Many other bookstores haven’t made it. Allison Hill, the chief executive officer of the American Booksellers Association, told The Daily 72 of the organization’s 1,800 member bookstores closed in 2020. She said while the pandemic hit hard, Amazon had already been causing trouble — she described the company as a “preexisting condition.”
“Amazon has been ‘boxing out’ local bookstores and other small businesses all across the country, resulting in the losses of local jobs; local sales tax revenue; and a sense of neighborhood personality, community, and tradition,” Hill said in an email.
That sense of community is vital to Barrett, who sees her business as a “third place” for people — somewhere outside the workplace and home where they can find uplifting interaction. She said the experience at Bookends is antithetical to Amazon’s quick, personless platform.
She said she has seen the effects of Amazon’s dominance for years, and not known how to stop it.
“Do I feel in any way bad about poking them? No. Do I feel silly, because I’m so little, and they’re so big? No,” Barrett said. “It has to start with somebody speaking up.”
The wider fight
The fight against bookselling monopoly power didn’t start in Evanston, even though Bookends has become its newest face.

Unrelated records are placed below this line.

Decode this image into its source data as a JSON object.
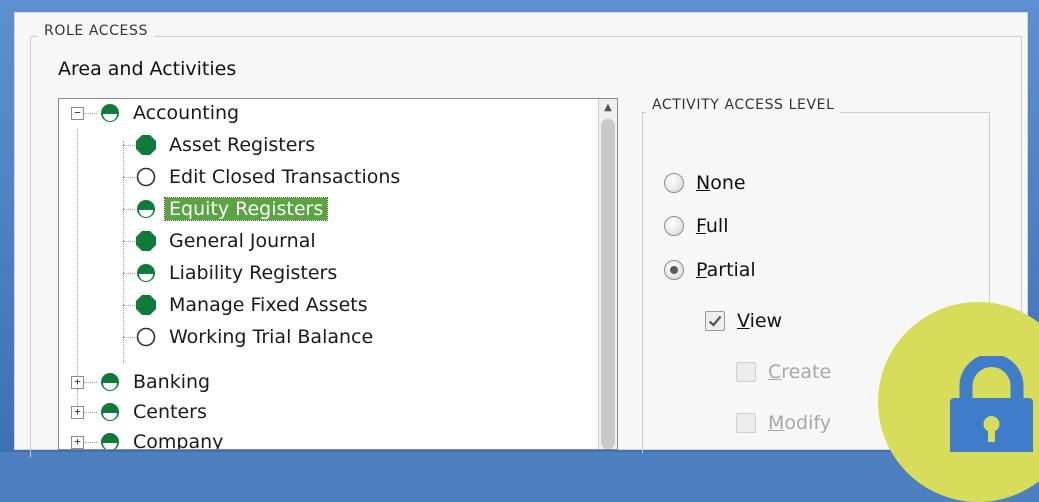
{
  "role_access": {
    "legend": "ROLE ACCESS"
  },
  "area": {
    "label": "Area and Activities"
  },
  "tree": {
    "root": {
      "label": "Accounting",
      "expanded": true,
      "access": "partial"
    },
    "children": [
      {
        "label": "Asset Registers",
        "access": "full"
      },
      {
        "label": "Edit Closed Transactions",
        "access": "none"
      },
      {
        "label": "Equity Registers",
        "access": "partial",
        "selected": true
      },
      {
        "label": "General Journal",
        "access": "full"
      },
      {
        "label": "Liability Registers",
        "access": "partial"
      },
      {
        "label": "Manage Fixed Assets",
        "access": "full"
      },
      {
        "label": "Working Trial Balance",
        "access": "none"
      }
    ],
    "siblings": [
      {
        "label": "Banking",
        "access": "partial"
      },
      {
        "label": "Centers",
        "access": "partial"
      },
      {
        "label": "Company",
        "access": "partial"
      }
    ]
  },
  "activity_access": {
    "legend": "ACTIVITY ACCESS LEVEL",
    "options": [
      {
        "label": "None",
        "mnemonic": "N",
        "rest": "one",
        "selected": false
      },
      {
        "label": "Full",
        "mnemonic": "F",
        "rest": "ull",
        "selected": false
      },
      {
        "label": "Partial",
        "mnemonic": "P",
        "rest": "artial",
        "selected": true
      }
    ],
    "permissions": [
      {
        "label": "View",
        "mnemonic": "V",
        "rest": "iew",
        "checked": true,
        "enabled": true
      },
      {
        "label": "Create",
        "mnemonic": "C",
        "rest": "reate",
        "checked": false,
        "enabled": false
      },
      {
        "label": "Modify",
        "mnemonic": "M",
        "rest": "odify",
        "checked": false,
        "enabled": false
      }
    ]
  },
  "colors": {
    "access_green": "#0f7a3a",
    "selection": "#5aa542",
    "badge": "#d7dd5a",
    "lock": "#3f7cc9"
  },
  "icons": {
    "lock": "lock-icon"
  }
}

Hagens Berman, one of the law firms representing Bookends, sued Amazon and the publishers earlier in 2021 for ebook price-fixing. The plaintiffs in that case were consumers rather than stores.
Managing Partner Steve Berman told The Daily the firm has received “considerable, positive interest” from other bookstores around the country about the newest suit.

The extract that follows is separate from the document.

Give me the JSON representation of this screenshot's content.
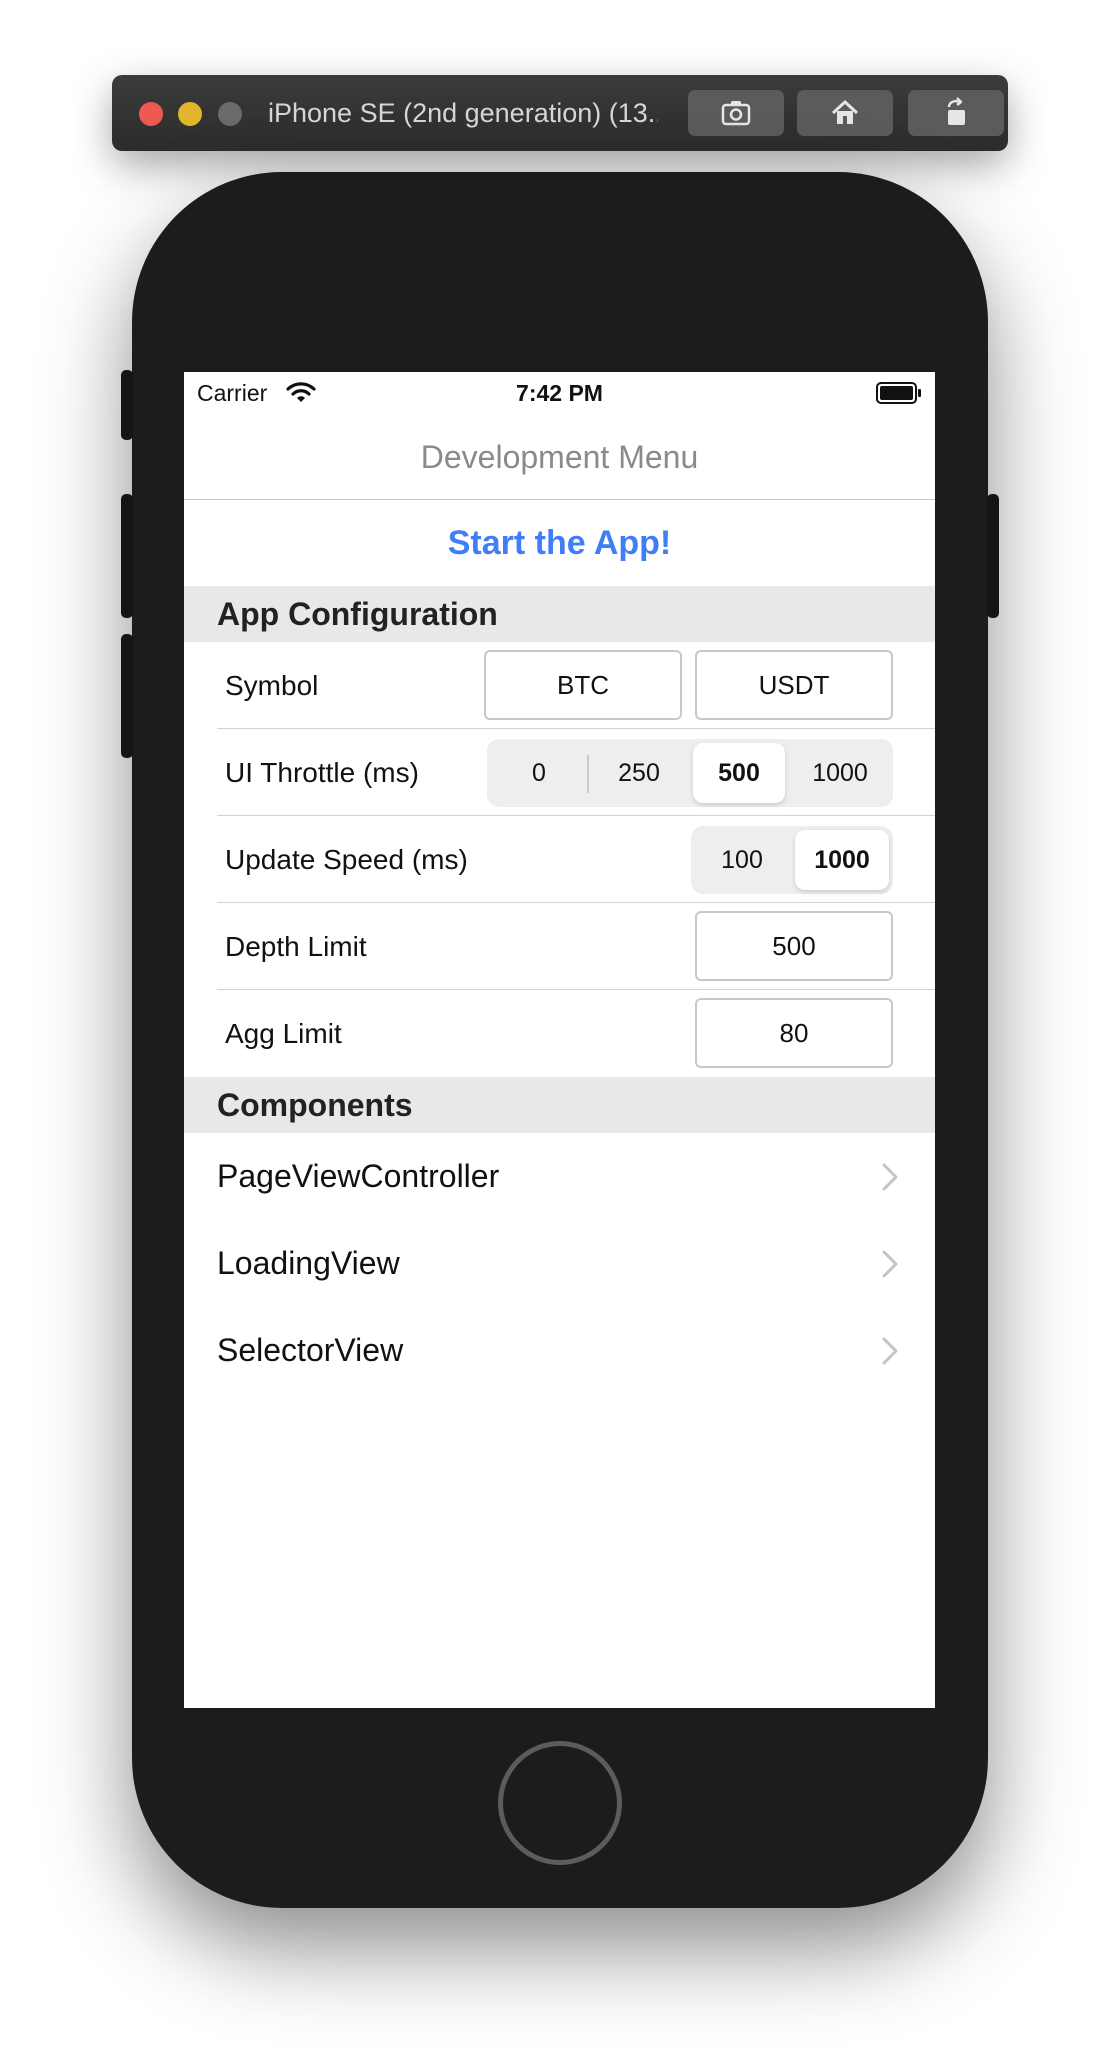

In tandem with the U.S. Department of Justice, the firm also sued Apple and the publishing companies in the early 2010s for ebook price-fixing. The antitrust case eventually yielded around half a billion dollars in payouts to ebook readers.
The government and academic worlds are grappling with what antitrust cases look like in the age of big tech. President Joe Biden intends to work with Lina Khan, whose 2017 paper “Amazon’s Antitrust Paradox” launched a stiff critique of the company’s business practices.
Khan’s key point was that American antitrust policy is too focused on prices for consumers, and not enough on the relationships between businesses. The Bookends suit is in what may become a popular vein of antitrust litigation, accusing Amazon and the publishers of stifling competition.
“My beef is with having this ginormous, faceless website, which is buying books on different terms from mine for different reasons — not because they care about books,” Barrett said. “Just because, well, it helps them become an even more ginormous business.”
Anushuya Thapa contributed reporting.